South Africa’s engineering bargaining council (MEIBC), says pictures of striking metalworking employees carrying tyres were ‘not very helpful’ as the country starts to recover from the near five-week walkout.
Hundreds of thousands of workers walked out more than a month ago in support of a three-year wage claim, with the massive industrial dispute forcing automakers to idle or severely curtail operations.
Pictures were carried in South Africa of one striker brandishing a tyre – a hugely potent symbol in the country where they were often used to extremely violent effect in the days of apartheid and social conflict.
There is no suggestion any tyres were used but the strike was bedevilled by claims of violence – a situation condemned by both employers and the National Union of Metalworkers of South Africa (NUMSA).
“It [carrying tyres] can not be very helpful,” South African Metal and Engineering Industry Bargaining Council (MEIBC), general secretary, Thulani Mthiyane, told just-auto from Johannesburg.
“The issue of violence has been reported in South Africa and abroad. We were also concerned about those reports.
“If the strike becomes violent – people must conduct strikes peacefully.”
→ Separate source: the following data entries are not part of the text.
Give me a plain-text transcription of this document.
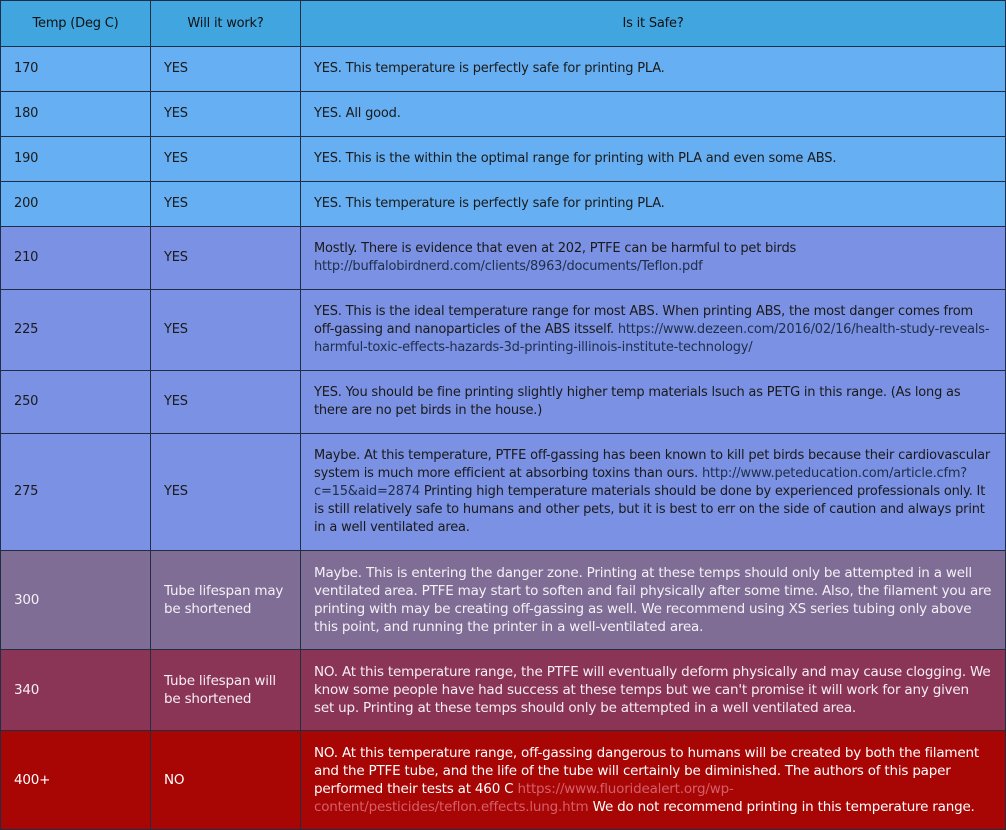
Temp (Deg C)	Will it work?	Is it Safe?
170	YES	YES. This temperature is perfectly safe for printing PLA.
180	YES	YES. All good.
190	YES	YES. This is the within the optimal range for printing with PLA and even some ABS.
200	YES	YES. This temperature is perfectly safe for printing PLA.
210	YES	Mostly. There is evidence that even at 202, PTFE can be harmful to pet birds http://buffalobirdnerd.com/clients/8963/documents/Teflon.pdf
225	YES	YES. This is the ideal temperature range for most ABS. When printing ABS, the most danger comes from off-gassing and nanoparticles of the ABS itsself. https://www.dezeen.com/2016/02/16/health-study-reveals-harmful-toxic-effects-hazards-3d-printing-illinois-institute-technology/
250	YES	YES. You should be fine printing slightly higher temp materials lsuch as PETG in this range. (As long as there are no pet birds in the house.)
275	YES	Maybe. At this temperature, PTFE off-gassing has been known to kill pet birds because their cardiovascular system is much more efficient at absorbing toxins than ours. http://www.peteducation.com/article.cfm?c=15&aid=2874 Printing high temperature materials should be done by experienced professionals only. It is still relatively safe to humans and other pets, but it is best to err on the side of caution and always print in a well ventilated area.
300	Tube lifespan may be shortened	Maybe. This is entering the danger zone. Printing at these temps should only be attempted in a well ventilated area. PTFE may start to soften and fail physically after some time. Also, the filament you are printing with may be creating off-gassing as well. We recommend using XS series tubing only above this point, and running the printer in a well-ventilated area.
340	Tube lifespan will be shortened	NO. At this temperature range, the PTFE will eventually deform physically and may cause clogging. We know some people have had success at these temps but we can't promise it will work for any given set up. Printing at these temps should only be attempted in a well ventilated area.
400+	NO	NO. At this temperature range, off-gassing dangerous to humans will be created by both the filament and the PTFE tube, and the life of the tube will certainly be diminished. The authors of this paper performed their tests at 460 C https://www.fluoridealert.org/wp-content/pesticides/teflon.effects.lung.htm We do not recommend printing in this temperature range.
Around 220,000 NUMSA workers were due to return to work this week, but many tens of thousands may still remain locked out as the National Employers Association of South Africa (NEASA), is refusing to ratify a deal to end the dispute, which would see a 10% wage increase per year until 2016.
NEASA has asked its members – numbering around 3,000 – to refuse entry to employees previously on strike while it presses its demands for an 8% wage rise.
The settlement proposal now goes to South Africa Labour Minister, Mildred Oliphant, to gazette or approve the deal, but NEASA insists it is not a signatory to the agreement.
However, should the Minister agree the increase, NEASA says it will go to Court.
“If she [Oliphant], notwithstanding NEASA’s submissions to her, goes ahead and extend [s] the agreement, NEASA will institute review proceedings in the Labour Court to have it set aside, similar to what NEASA has done with the 2011-14 Metal Industry Agreement,” said a statement from the employer association.